Wal-Mart has used financial services as a promotional tool in the U.S. This summer, for example, the company offered to cash federal economic stimulus checks for free. Wal-Mart says "millions" of customers took it up on the offer. "They've really made inroads into check cashing," says Leslie Parrish, a researcher at the nonprofit Center for Responsible Lending. "It's their target audience."
Some of the retailing giant's other efforts to break into financial services have been less successful. Last year, Wal-Mart withdrew its application (BusinessWeek.com, 6/20/07) to acquire an industrial bank charter in the U.S. The company argued that owning its own bank in the U.S. would lower its credit-card processing fees, but a large outcry from other banks, consumer advocates, and union activists squashed that hope. Wal-Mart can expect continued opposition if it again tries to seek a U.S. bank charter, although the company says it has no plans to do so. It's possible the retailer could find another way to issue its own credit card. "If you're going to bring a company whose business model is volume at the lowest price, what does that mean, say, for mortgages?" asks David Nasser, executive director of the union-funded Wal-Mart Watch campaign. "Are you going to put out as many mortgages as possible and get people into homes they can't afford? I think that's dangerous."

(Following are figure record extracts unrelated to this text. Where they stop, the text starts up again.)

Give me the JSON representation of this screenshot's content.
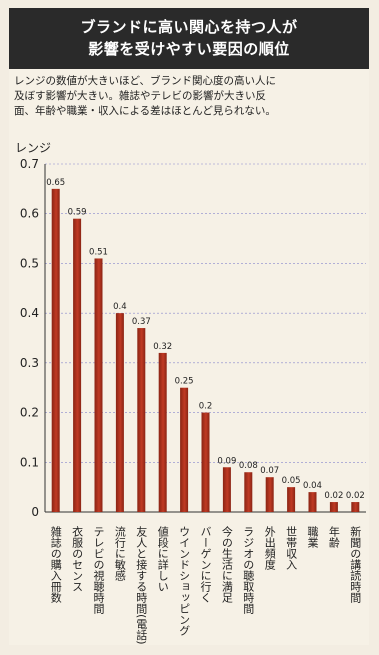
{
  "header": {
    "title_line1": "ブランドに高い関心を持つ人が",
    "title_line2": "影響を受けやすい要因の順位"
  },
  "description": {
    "line1": "レンジの数値が大きいほど、ブランド関心度の高い人に",
    "line2": "及ぼす影響が大きい。雑誌やテレビの影響が大きい反",
    "line3": "面、年齢や職業・収入による差はほとんど見られない。"
  },
  "colors": {
    "bar": "#c03a24",
    "bar_dark": "#8a2414",
    "grid": "#8888cc",
    "background": "#f6f1e6"
  },
  "chart_data": {
    "type": "bar",
    "ylabel": "レンジ",
    "ylim": [
      0,
      0.7
    ],
    "yticks": [
      "0",
      "0.1",
      "0.2",
      "0.3",
      "0.4",
      "0.5",
      "0.6",
      "0.7"
    ],
    "grid": true,
    "categories": [
      "雑誌の購入冊数",
      "衣服のセンス",
      "テレビの視聴時間",
      "流行に敏感",
      "友人と接する時間(電話)",
      "値段に詳しい",
      "ウインドショッピング",
      "バーゲンに行く",
      "今の生活に満足",
      "ラジオの聴取時間",
      "外出頻度",
      "世帯収入",
      "職業",
      "年齢",
      "新聞の講読時間"
    ],
    "values": [
      0.65,
      0.59,
      0.51,
      0.4,
      0.37,
      0.32,
      0.25,
      0.2,
      0.09,
      0.08,
      0.07,
      0.05,
      0.04,
      0.02,
      0.02
    ],
    "value_labels": [
      "0.65",
      "0.59",
      "0.51",
      "0.4",
      "0.37",
      "0.32",
      "0.25",
      "0.2",
      "0.09",
      "0.08",
      "0.07",
      "0.05",
      "0.04",
      "0.02",
      "0.02"
    ]
  }
}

A low-cost Wal-Mart credit card could expand business for the nation's largest retailer. Presently the company generates only about 15% of its sales from customers using credit cards. According to a national study from consulting firm Hitachi Consulting, credit cards account for 22% of the transactions at merchants nationwide. The flip side, though, is that Wal-Mart's lower-income customers could pose a big credit risk if the company begins extending credit directly. "If Wal-Mart can figure out who to extend credit to and not lose their shirt, that would be a home run," says Philip J. Philliou, a financial-services industry consultant who helped H&R Block (HRB) launch its own in-house bank.
Wal-Mart already offers credit cards in a partnership with General Electric (GE), an enormous consumer lender. There are no annual fees for opening a card, and Wal-Mart waives interest payments for as long as 12 months on some purchases made at its stores. But interest rates on the cards can run as high as 25% for some borrowers. If Wal-Mart financed credit-card customers on its own, it could offer better terms. It's not clear exactly what role GE would play if Wal-Mart decided to offer a new, lower-cost card. "We work with our retail partners to meet [their] requirements," says Dori Able, a GE spokeswoman.
Palmeri is a senior correspondent in BusinessWeek's Los Angeles bureau.